Throughout her career, Reeves has collaborated with a wide array of artists, spanning various genres, including Wynton Marsalis, Herbie Hancock, and the Chicago Symphony Orchestra. She has released over 20 albums, showcasing her range and versatility as a vocalist and interpreter of music.

Reeves’ accolades include multiple Grammy Awards for Best Jazz Vocal Album, as well as honorary doctorates from prestigious institutions including the Berklee College of Music and the Juilliard School. Beyond her musical achievements, Reeves is admired for her commitment to mentoring young musicians and advocating for arts education.

With her unparalleled talent and dedication to her craft, Dianne Reeves continues to enchant audiences worldwide, leaving an indelible mark on the world of Jazz and beyond.

A woman in a multi-colored vibrant dress smiles at the camera.

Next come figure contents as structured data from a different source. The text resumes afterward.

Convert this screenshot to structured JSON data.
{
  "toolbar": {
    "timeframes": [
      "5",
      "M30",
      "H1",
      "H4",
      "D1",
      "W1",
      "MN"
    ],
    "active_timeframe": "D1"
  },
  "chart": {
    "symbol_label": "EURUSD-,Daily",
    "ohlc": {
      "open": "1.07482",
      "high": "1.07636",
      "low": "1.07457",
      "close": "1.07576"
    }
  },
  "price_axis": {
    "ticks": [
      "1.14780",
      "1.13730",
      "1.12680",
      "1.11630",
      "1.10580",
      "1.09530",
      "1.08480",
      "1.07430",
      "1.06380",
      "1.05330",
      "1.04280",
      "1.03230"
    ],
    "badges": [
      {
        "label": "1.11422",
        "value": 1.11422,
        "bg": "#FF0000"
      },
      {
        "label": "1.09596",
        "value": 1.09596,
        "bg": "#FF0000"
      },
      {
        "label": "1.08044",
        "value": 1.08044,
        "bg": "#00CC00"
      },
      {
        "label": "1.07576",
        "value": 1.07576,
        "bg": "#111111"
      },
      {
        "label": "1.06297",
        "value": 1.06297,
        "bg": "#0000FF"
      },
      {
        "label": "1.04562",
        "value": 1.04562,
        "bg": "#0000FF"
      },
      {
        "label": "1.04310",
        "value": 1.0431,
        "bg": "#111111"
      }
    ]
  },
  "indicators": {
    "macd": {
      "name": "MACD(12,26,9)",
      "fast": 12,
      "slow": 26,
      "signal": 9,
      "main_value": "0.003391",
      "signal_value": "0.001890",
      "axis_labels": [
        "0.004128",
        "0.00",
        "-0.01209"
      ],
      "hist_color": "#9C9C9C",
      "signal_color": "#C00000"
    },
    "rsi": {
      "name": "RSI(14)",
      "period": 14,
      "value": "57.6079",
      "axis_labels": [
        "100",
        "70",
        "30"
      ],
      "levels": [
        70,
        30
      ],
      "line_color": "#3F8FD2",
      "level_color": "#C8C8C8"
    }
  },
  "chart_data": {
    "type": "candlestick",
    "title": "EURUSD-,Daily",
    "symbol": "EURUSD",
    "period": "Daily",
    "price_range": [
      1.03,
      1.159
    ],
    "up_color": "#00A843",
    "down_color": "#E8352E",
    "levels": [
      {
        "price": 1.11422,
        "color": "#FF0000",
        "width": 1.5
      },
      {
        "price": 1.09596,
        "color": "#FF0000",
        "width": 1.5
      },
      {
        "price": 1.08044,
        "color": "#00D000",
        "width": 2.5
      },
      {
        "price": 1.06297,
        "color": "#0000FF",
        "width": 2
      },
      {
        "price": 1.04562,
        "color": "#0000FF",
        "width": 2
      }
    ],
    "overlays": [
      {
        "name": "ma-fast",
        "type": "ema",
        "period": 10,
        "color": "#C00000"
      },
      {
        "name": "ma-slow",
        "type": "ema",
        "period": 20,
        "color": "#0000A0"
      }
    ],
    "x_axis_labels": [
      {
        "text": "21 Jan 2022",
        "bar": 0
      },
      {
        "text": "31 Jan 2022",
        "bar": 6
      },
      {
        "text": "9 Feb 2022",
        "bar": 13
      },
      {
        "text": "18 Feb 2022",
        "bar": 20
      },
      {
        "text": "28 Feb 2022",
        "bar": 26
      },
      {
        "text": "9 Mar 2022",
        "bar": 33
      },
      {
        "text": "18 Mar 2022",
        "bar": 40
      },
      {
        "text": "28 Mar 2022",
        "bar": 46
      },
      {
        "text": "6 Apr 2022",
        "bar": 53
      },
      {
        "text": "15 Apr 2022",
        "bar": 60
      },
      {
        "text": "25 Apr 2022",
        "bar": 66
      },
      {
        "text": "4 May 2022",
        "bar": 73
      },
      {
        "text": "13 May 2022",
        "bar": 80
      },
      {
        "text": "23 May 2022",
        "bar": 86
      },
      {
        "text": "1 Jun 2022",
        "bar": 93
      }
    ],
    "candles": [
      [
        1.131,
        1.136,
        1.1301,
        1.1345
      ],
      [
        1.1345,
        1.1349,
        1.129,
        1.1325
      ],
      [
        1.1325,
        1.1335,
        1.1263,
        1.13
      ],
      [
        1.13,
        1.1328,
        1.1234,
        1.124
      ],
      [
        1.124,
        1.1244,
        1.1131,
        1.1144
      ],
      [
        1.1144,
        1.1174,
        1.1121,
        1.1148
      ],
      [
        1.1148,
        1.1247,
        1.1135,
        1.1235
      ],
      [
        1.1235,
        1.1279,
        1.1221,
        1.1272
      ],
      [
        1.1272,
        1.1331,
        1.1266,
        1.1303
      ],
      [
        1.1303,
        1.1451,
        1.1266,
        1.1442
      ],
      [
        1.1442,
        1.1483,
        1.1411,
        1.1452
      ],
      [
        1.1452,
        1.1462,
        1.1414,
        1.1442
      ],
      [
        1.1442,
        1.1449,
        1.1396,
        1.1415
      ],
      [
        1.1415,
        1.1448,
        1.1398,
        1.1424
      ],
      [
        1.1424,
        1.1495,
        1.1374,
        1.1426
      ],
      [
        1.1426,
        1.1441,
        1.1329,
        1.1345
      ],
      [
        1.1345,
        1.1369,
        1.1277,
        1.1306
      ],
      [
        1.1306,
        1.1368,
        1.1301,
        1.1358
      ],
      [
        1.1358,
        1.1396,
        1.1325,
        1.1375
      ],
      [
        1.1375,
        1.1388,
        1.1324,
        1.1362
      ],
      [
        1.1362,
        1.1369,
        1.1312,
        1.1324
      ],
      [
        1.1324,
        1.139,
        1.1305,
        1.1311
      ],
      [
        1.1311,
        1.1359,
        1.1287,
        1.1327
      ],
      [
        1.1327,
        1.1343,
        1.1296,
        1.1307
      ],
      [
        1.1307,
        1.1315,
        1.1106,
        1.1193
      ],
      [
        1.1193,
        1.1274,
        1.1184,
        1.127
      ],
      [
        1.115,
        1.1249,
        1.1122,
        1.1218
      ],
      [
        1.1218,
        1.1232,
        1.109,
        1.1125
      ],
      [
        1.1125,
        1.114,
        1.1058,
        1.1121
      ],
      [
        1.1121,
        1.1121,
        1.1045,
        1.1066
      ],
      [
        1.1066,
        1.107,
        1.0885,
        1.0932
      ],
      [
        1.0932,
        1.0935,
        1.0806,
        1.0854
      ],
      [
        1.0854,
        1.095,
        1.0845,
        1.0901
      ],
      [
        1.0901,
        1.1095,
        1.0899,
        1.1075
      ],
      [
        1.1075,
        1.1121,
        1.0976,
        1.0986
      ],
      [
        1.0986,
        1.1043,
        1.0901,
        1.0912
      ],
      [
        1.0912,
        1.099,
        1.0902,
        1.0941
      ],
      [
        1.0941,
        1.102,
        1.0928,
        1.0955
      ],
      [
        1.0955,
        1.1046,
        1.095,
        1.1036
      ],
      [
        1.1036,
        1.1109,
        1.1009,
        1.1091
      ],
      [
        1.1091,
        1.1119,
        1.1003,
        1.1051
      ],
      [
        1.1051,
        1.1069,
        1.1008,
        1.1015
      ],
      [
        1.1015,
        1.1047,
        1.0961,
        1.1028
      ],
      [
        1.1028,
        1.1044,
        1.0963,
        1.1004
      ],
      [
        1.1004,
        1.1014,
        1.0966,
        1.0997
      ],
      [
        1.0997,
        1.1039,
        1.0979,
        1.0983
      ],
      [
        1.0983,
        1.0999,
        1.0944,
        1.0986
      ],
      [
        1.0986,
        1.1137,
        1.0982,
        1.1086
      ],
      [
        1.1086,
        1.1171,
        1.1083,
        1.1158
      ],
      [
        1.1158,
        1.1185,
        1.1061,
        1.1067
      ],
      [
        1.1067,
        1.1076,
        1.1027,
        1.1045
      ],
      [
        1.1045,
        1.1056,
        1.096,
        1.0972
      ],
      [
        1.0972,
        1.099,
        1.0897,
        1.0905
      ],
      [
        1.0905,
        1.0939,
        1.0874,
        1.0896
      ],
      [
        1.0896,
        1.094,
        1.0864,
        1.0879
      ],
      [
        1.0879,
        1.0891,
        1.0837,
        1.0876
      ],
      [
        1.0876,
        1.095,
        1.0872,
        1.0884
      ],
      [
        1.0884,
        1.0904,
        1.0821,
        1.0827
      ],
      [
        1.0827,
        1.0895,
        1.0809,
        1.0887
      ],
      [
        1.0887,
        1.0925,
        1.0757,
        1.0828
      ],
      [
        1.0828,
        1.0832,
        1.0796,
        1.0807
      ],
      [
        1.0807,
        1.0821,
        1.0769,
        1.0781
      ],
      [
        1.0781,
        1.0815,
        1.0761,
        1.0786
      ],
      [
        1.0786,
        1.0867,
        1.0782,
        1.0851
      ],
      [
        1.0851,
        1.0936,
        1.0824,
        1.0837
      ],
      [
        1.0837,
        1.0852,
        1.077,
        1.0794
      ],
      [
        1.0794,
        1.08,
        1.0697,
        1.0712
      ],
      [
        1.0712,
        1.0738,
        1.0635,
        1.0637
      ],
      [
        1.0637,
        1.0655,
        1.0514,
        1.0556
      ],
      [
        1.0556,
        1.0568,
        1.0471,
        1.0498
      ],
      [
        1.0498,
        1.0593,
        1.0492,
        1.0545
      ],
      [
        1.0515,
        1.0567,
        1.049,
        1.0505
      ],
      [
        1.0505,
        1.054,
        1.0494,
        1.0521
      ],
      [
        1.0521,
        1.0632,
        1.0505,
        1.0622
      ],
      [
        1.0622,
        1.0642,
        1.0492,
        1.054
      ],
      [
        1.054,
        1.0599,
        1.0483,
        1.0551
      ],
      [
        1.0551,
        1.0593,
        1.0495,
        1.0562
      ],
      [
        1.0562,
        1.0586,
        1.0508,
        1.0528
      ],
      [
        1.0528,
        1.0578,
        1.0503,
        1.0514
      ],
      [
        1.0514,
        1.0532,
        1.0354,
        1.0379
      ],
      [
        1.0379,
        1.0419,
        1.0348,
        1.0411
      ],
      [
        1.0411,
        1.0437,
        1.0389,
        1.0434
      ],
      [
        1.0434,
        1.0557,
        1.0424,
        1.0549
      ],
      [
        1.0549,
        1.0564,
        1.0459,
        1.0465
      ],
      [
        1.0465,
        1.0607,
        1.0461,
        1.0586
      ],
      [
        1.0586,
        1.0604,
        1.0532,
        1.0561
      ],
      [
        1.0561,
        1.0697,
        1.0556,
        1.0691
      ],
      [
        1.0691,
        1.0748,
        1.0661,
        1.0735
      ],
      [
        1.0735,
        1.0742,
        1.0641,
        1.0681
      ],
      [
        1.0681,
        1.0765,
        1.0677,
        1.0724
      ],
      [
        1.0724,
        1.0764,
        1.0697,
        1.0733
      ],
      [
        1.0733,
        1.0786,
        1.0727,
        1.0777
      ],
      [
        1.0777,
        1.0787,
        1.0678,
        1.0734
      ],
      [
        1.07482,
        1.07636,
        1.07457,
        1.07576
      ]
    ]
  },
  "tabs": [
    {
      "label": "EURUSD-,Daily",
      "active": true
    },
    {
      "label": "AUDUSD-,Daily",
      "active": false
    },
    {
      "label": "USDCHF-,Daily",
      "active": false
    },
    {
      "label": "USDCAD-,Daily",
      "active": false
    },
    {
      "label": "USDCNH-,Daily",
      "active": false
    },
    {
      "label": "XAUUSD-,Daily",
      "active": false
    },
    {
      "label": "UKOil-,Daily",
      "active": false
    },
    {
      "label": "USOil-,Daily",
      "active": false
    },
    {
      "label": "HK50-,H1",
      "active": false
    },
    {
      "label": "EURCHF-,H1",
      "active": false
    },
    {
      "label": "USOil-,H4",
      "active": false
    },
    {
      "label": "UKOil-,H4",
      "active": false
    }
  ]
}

Future: Cécile McLorin Salvant (1989 – )

Grammy Award-winning Jazz vocalist Cécile McLorin Salvant is acclaimed for her exceptional vocal range, expressive storytelling, and inventive approach to interpreting classic Jazz standards and original compositions. Born in Miami, Florida, to a French mother and a Haitian father, Salvant’s musical journey began at an early age, studying classical voice and piano before discovering her passion for Jazz.

Salvant rose to prominence after winning the Thelonious Monk International Jazz Competition in 2010, which catapulted her into the spotlight as one of the most promising young voices in Jazz. Her debut album, “Cécile,” released in 2009, garnered critical acclaim for her unique blend of traditional jazz sensibilities with modern twists.

Known for her impeccable technique and daring improvisational skills, Salvant’s performances are characterized by her ability to inhabit the characters of the songs she sings, infusing each lyric with depth and emotion. Her repertoire spans a wide range of styles, from blues and swing to French chanson and lesser-known gems from the Great American Songbook.

Salvant’s accolades include multiple Grammy Awards for Best Jazz Vocal Album, cementing her status as one of the preeminent vocalists of her generation, pushing the boundaries of Jazz while honoring its rich traditions.